Looking straight across. There's a lake beyond those trees. Everything very green and still, the day so breezy and clear, starting to feel warm with the big summer you know comes to Florida. I wonder if you ever explored down this way when you were in junior high, living in Winter Park with Mom and Molly. Searching out every nook of undeveloped Central Florida (still possible back then), feeding your heart's yearning for big wilderness. Well, you sure found it out West. Hopefully this spot captures just enough of it to make you happy.




Nick and Jamie's benches.Nick's ashes are interred beneath one of the tiles.



Mom next to your tababoulia tree. She says it will show the first yellow blossoms next spring -- maybe on your day!


The yellow ribbon means (eventual) yellow blossoms. Two other tababoulia trees were planted on the same day, which are ours too. They will have pink blossoms.



In the planter between Nick and Jamie's benches, you'll see a blue toy truck and a plastic horse -- ikons for the childhood loves of those two. What would yours be? Batman slippers?






Mom calling brother Will. He had been out working in the garden in back of his and Sarah's house in Bangor, PA. You woudln't believe how much work they've put into that place. And their garden -- magnificent. Will said it had snowed the previous day but was warm enough on that Saturday to get out in the garden. We sure have it easy here in Florida. Would your gardening itch have grown to something more substantial by now? I remember the potted plants up next to your apartment in Salem, and hearing of some public garden where you had a few thing in. All of us garden -- part of our love of the world, I guess. (Mom's dog Ginger -- remember her? -- is buried under her rose bushes)





We love you, Will! Do you know he's working on a book of photos taken with your camera? He says taking pictures with it makes him feel closest to you.




Enjoying the moment. Molly was taking pictures too; I hope she shares some here. She was pretty quiet on that Saturday, but in a church service for family members she broke down and cried a good while for her son and her brother. (It was hardest for me, for some reason, on Friday the 17th; I kept thinking of you on your last day.) Dad was out of town on April 18 -- at some dedication of a stone circle -- but says he thought of you much as he walked amid those stones.


Hey, there he is! The Photographer has the camera turned on him! You didn't get as tall as him -- just not quite -- nor did you get as fat as he's gotten!




Brother and sister wishing you were here and missing you much and celebrating the beauty of the world -- something you taught us so much about. Love you!

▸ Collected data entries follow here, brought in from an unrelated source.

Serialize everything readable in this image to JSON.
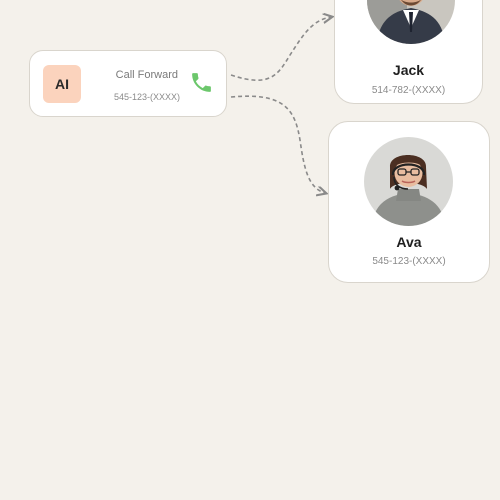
{
  "ai_card": {
    "badge": "AI",
    "title": "Call Forward",
    "phone": "545-123-(XXXX)",
    "icon": "phone-icon",
    "icon_color": "#6cc76c"
  },
  "contacts": [
    {
      "name": "Jack",
      "phone": "514-782-(XXXX)"
    },
    {
      "name": "Ava",
      "phone": "545-123-(XXXX)"
    }
  ],
  "colors": {
    "background": "#f4f1eb",
    "badge": "#fbd3bd",
    "connector": "#8a8a8a"
  }
}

Afterward we went and got sandwiches and returned to Mom's house to eat lunch on her porch and listen to the memorial service again. Breezes in the trees outside, so many people recalling how much you touched them, your obvious gifts for music and photography. How we wish we had a recording of you singing. How we wish you would have lived to conduct "Benedictus" with your church choir. But you left a rich legacy of images and sounds which we treasure, and your good deeds live on in the hearts of the hundreds you reached out to.